Last night, I started watching a Let's Play of Bioshock. For those who don't know much about the game, I think I can say this much without spoiling the plot: The game takes place in an underwater city that was intended to be some sort of Objectivist paradise.
There, scientists weren't 'burdened' by ethics and developed some DNA modifying chemicals to give people superpowers like telekinesis or the ability to shoot bolts of electricity from their hands. Unfortunately, the scientists responsible apparently bought into 'greed is good, altruism is evil' rhetoric, and didn't bother with extensive safety tests. As a result, the city is now crawling with insane people swinging around monkey wrenches and climbing the walls with hooks and mad Science!-enhanced agility.
The city's leader response to the growing insanity? "Yes, people have died, yes, people have gone insane, but we can't abandon our ideals when they're being tested. The market is patient, and we must be patient, too."

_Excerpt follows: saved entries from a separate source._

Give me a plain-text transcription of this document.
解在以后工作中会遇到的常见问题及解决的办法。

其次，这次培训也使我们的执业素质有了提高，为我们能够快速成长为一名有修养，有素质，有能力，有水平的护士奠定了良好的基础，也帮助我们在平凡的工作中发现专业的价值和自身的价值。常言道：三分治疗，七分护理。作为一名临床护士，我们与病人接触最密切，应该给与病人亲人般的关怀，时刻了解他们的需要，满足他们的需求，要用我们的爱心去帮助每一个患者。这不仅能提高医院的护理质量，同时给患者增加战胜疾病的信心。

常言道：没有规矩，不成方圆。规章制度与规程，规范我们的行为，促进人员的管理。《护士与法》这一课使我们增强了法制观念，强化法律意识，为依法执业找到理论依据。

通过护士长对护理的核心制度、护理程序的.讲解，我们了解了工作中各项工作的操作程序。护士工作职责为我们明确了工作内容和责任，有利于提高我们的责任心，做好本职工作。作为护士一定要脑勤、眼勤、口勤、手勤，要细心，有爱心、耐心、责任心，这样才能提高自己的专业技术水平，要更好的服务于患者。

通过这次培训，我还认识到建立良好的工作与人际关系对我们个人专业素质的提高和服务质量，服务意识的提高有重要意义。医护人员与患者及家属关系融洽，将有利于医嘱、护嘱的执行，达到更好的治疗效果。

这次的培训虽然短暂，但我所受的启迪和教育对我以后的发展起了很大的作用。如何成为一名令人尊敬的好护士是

This reminds me of all too many quacks I've heard from: "If it was dangerous/useless, people wouldn't buy it!" One of the biggest problems the caveat emptor philosophy has is the need for everyone to be an expert in whatever field is relevant to their purchase. The problem isn't quite so bad with simple purchases, but when it comes to our health, we shouldn't all have to be doctors to evaluate the safety and efficacy of a product. Contrary to what quacks will tell you, you are not born with innate expertise in your own body. The human body is a complex and intricate thing that was pretty much built to last a few decades. It's because people sought a deeper understanding than superficial pain/pleasure responses that we've been able to take 70+ years for granted.

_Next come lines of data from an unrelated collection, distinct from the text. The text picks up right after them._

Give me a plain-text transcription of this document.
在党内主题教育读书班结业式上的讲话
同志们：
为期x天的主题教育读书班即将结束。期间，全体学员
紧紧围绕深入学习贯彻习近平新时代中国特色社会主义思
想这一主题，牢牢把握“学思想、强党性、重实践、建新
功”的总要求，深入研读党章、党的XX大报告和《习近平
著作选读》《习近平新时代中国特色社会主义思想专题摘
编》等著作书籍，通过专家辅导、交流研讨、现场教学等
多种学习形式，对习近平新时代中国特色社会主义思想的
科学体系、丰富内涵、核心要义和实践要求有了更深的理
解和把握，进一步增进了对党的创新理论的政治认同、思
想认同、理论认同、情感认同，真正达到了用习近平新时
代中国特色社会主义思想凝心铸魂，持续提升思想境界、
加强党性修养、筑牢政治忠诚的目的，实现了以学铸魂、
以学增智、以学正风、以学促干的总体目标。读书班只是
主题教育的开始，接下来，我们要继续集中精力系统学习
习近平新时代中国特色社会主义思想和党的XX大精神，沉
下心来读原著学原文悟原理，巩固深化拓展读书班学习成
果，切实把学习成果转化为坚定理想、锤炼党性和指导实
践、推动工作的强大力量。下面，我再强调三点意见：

Many people also tend to be poor at risk assessment. Someone who goes on a beach vacation might be more worried about getting attacked by sharks than about the much higher risk of getting into a car accident on the way. Anti-vaxxers, for example, are more afraid of the infinitesimal risk of exposure to trace amounts of everyday chemicals in the vaccines than the much higher risk of death by the diseases they prevent.
My conclusion: This sort of extreme capitalism, like Communism, could only work if the world was already perfect, full of well-educated, rational people. We need regulatory bodies made of experts to keep our food and medicine safe and effective.